Maturation and activity of pro-protein convertases
Pro-protein convertases (PCSKs) are serine proteases in the secretory pathway that are required for numerous metabolic functions, including lipid metabolism. These proteases typically fold in the endoplasmic reticulum and undergo autocatalytic maturation. Our lab is interested ind how chaperone proteins regulate PCSK maturation and activities.
Specific questions include:
1) How do chaperones control PCSK activity? So far, we have focused on how a chaperone called SPRING licenses activity by site-one protease, but we are interested in expanding these studies to the other PCSKs.
2) How is PCSK activity spatially controlled in cells? A common feature of PCSKs is that they are active is specific cellular compartments. How is this accomplished?
3) Can we develop new and improved versions of PCSK inhibitors by targeting chaperone-protease interactions?

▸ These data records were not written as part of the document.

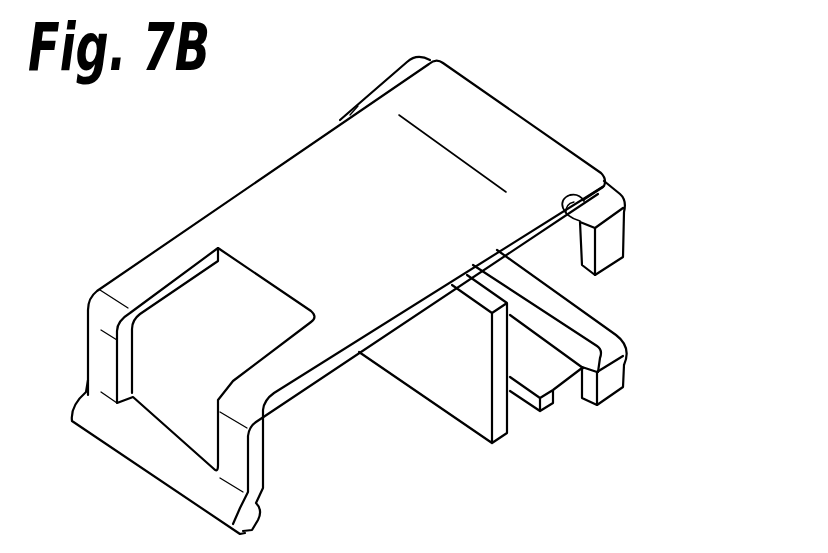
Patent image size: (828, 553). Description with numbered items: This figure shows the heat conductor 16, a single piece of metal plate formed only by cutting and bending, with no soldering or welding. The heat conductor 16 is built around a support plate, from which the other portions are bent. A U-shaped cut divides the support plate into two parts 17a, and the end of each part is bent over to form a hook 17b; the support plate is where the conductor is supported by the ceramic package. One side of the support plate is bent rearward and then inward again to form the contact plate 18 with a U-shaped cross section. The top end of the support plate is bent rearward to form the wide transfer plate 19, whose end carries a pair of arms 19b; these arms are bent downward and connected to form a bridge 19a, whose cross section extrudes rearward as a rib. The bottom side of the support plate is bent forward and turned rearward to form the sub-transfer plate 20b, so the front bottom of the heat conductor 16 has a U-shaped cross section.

The heat conductor 16 is at (196, 192).
The transfer plate 19 is at (348, 195).
The bridge 19a is at (153, 465).
The arms 19b is at (167, 298).
The parts of the support plate 17a is at (560, 307).
The hook 17b is at (612, 240).
The contact plate 18 is at (448, 375).
The sub-transfer plate 20b is at (542, 372).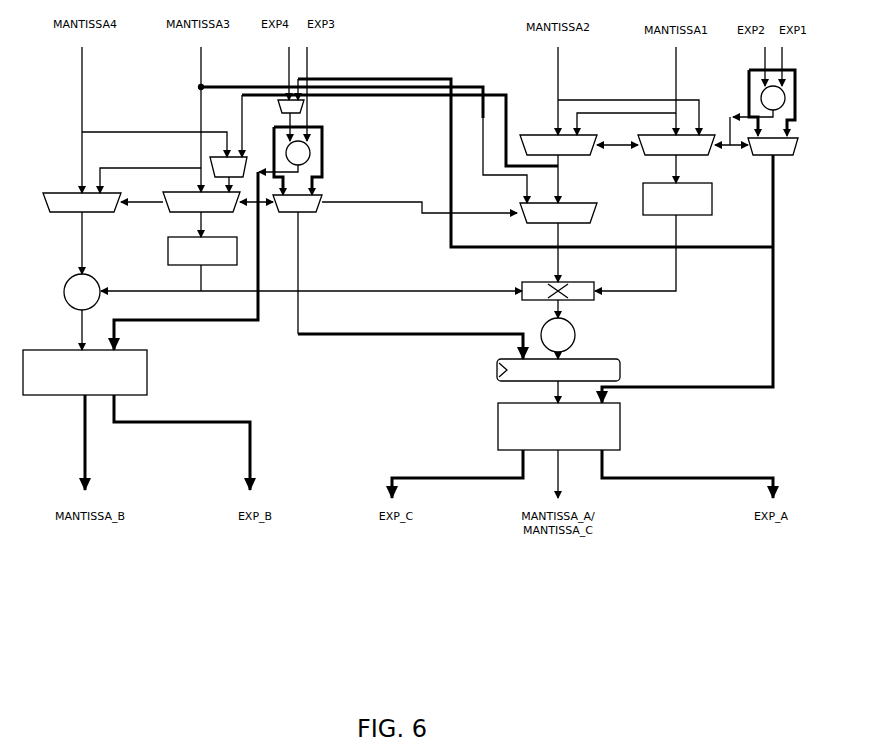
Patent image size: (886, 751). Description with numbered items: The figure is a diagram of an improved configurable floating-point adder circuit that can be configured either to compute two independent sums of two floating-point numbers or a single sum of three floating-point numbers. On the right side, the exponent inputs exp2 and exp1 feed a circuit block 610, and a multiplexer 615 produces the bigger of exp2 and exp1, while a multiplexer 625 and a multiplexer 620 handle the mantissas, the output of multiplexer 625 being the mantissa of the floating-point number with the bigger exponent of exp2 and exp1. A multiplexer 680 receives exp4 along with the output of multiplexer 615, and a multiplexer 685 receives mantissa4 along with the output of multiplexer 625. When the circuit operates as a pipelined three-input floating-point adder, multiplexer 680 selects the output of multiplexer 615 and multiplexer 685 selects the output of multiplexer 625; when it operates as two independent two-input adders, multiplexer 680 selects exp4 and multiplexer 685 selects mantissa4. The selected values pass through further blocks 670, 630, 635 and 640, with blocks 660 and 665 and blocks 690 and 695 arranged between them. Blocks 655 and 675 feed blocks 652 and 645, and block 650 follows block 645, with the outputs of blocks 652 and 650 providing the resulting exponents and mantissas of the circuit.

The exponent adder/subtractor 610 is at (786, 95).
The multiplexer 615 is at (773, 146).
The mantissa multiplexer 620 is at (676, 159).
The multiplexer 625 is at (558, 169).
The multiplexer 630 is at (297, 203).
The multiplexer 635 is at (201, 214).
The multiplexer 640 is at (82, 233).
The register 645 is at (558, 381).
The normalization/output block 650 is at (582, 450).
The output block 652 is at (136, 420).
The adder/subtractor 655 is at (66, 283).
The shifter 660 is at (166, 246).
The shifter 665 is at (713, 200).
The exponent adder/subtractor 670 is at (311, 150).
The adder/subtractor 675 is at (576, 330).
The multiplexer 680 is at (305, 106).
The multiplexer 685 is at (228, 174).
The multiplexer 690 is at (558, 242).
The 3:2 compressor 695 is at (580, 281).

Understanding how membrane composition regulates protein degradation
Regulated protein degradation at the ER (ERAD) helps regulated lipid biosynthesis.
We are interested in understanding:
1) How do lipids in the membrane regulate ERAD?
2) How are ERAD substrates recognized?
3) Can we develop platforms to guide ERAD substrate identification?
We like to have fun with others!
Our lab collaborates with other labs at UTSW wherever our expertise can be useful!
We have ongoing projects involving structure determination, protein-protein interactions, and regulated enzymology.